In the Cambridge dictionary, I only see sphenoid listed as a noun. In any case, this is a less technical but hopefully intuitive answer.

Think of "sphenoid" as a name or type rather than a characteristic or word that describes something. One comparison would be the keys on a keyboard. We have the "Escape Key" or the "Enter Key".

It would not make sense to say "this keyboard is very Enter". It certainly would not be understood as "this keyboard has lots of Enter keys".

Likewise, we have "Front Seat" and "Back Seat", but saying "this car is very front" does not make any sense.

However, the phrases "this key is very large" or "this seat is very comfortable" are perfectly understandable, because both "large" and "comfortable" are words that describe something with varying degrees. In other words, you could ask, "how large?" or "how comfortable?" and you could reply with something like "larger than the other seat".

To expand on this further, the sentence has to make sense without very. For example, "this key is large" or "this seat is comfortable" both make sense. However, "this keyboard is Enter" does not make sense.

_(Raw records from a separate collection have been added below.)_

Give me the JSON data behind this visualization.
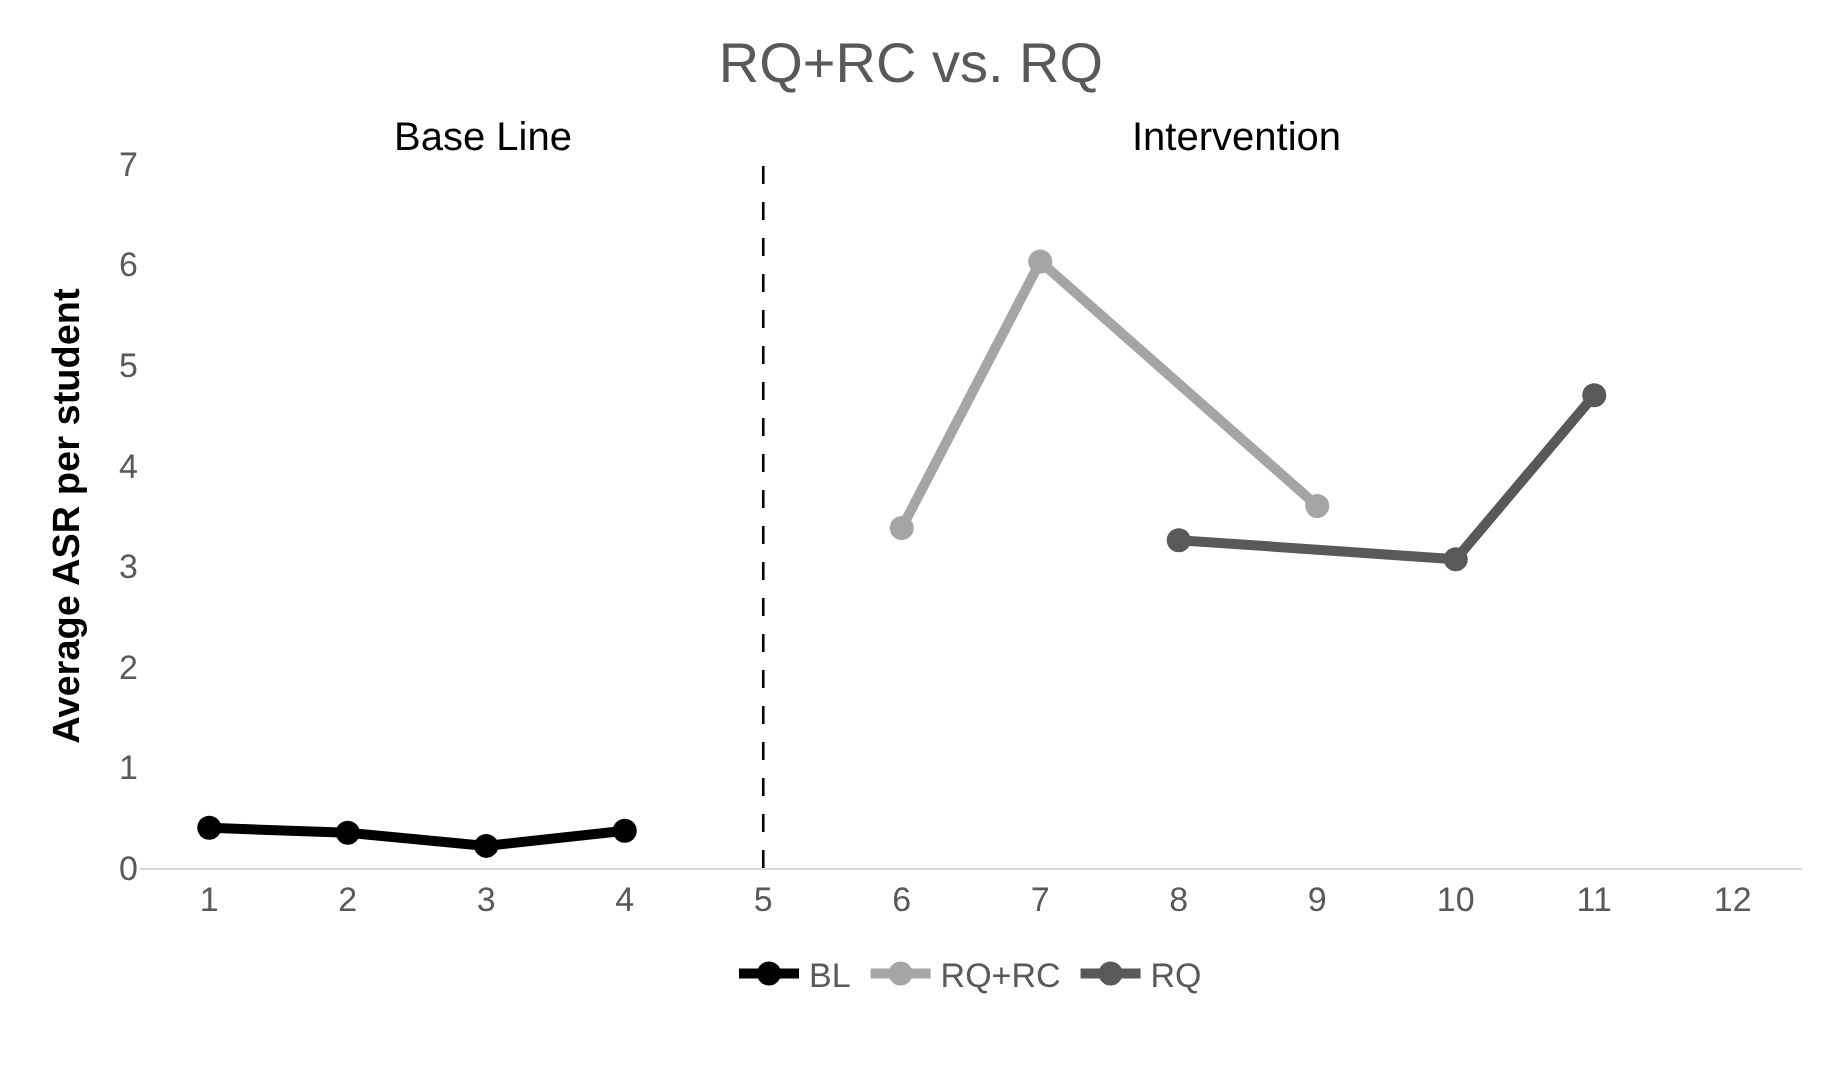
{
  "chart_data": {
    "type": "line",
    "title": "RQ+RC vs. RQ",
    "ylabel": "Average ASR per student",
    "annotations": [
      "Base Line",
      "Intervention"
    ],
    "series": [
      {
        "name": "BL",
        "color": "#000000",
        "x": [
          1,
          2,
          3,
          4
        ],
        "values": [
          0.4,
          0.35,
          0.22,
          0.37
        ]
      },
      {
        "name": "RQ+RC",
        "color": "#a5a5a5",
        "x": [
          6,
          7,
          9
        ],
        "values": [
          3.38,
          6.03,
          3.6
        ]
      },
      {
        "name": "RQ",
        "color": "#595959",
        "x": [
          8,
          10,
          11
        ],
        "values": [
          3.26,
          3.07,
          4.7
        ]
      }
    ],
    "xlim": [
      0.5,
      12.5
    ],
    "xticks": [
      1,
      2,
      3,
      4,
      5,
      6,
      7,
      8,
      9,
      10,
      11,
      12
    ],
    "ylim": [
      0,
      7
    ],
    "yticks": [
      0,
      1,
      2,
      3,
      4,
      5,
      6,
      7
    ],
    "ref_lines": [
      {
        "axis": "x",
        "value": 5,
        "color": "#000000",
        "line_style": "dashed"
      }
    ],
    "grid": false,
    "legend": "bottom",
    "marker": "circle",
    "line_style": "solid"
  }
}
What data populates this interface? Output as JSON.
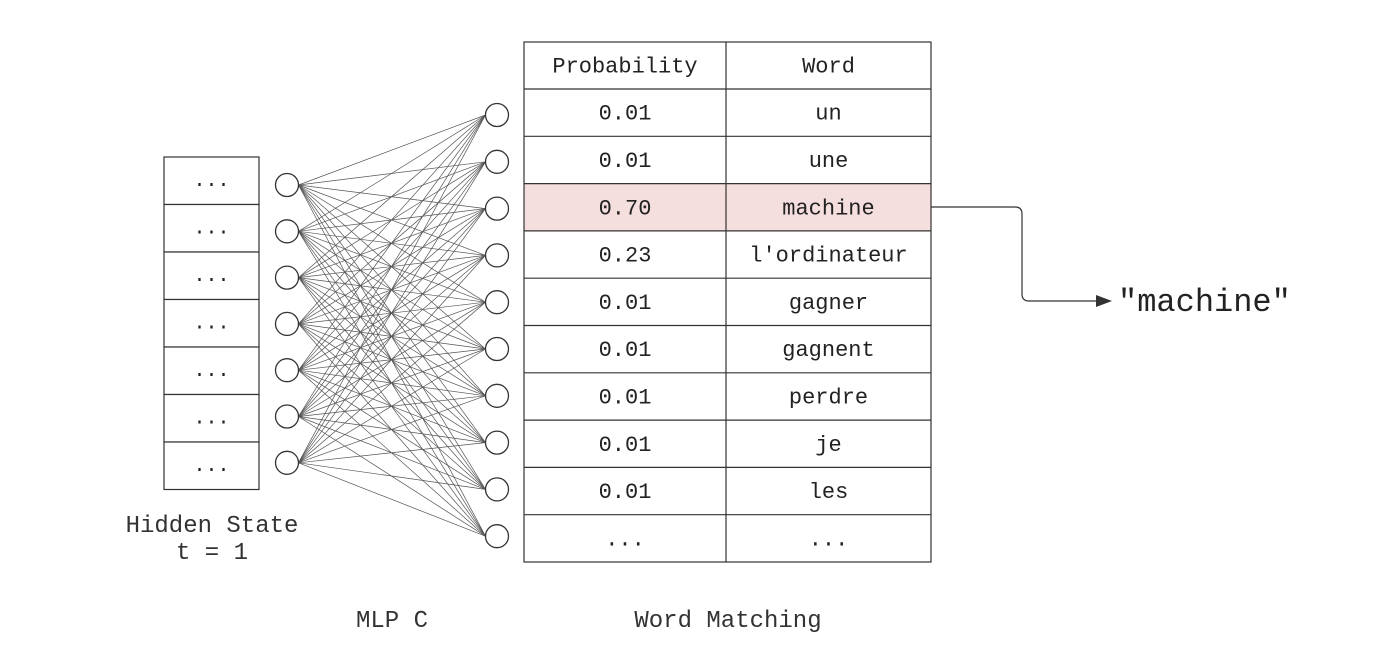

Going back to the quoted definition of sphenoid:

Sphenoid: of, relating to, or being a winged compound bone of the base of the cranium

This is essentially saying that this "adjective" is meant to be applied to a bone (ignoring "relating to"). So if you say "this alien is sphenoid", if it made sense, it would imply that the alien is a bone of type sphenoid. Not that the alien has a sphenoid bone. Therefore, "this alien is very sphenoid" cannot mean that the alien has lots of sphenoid bones.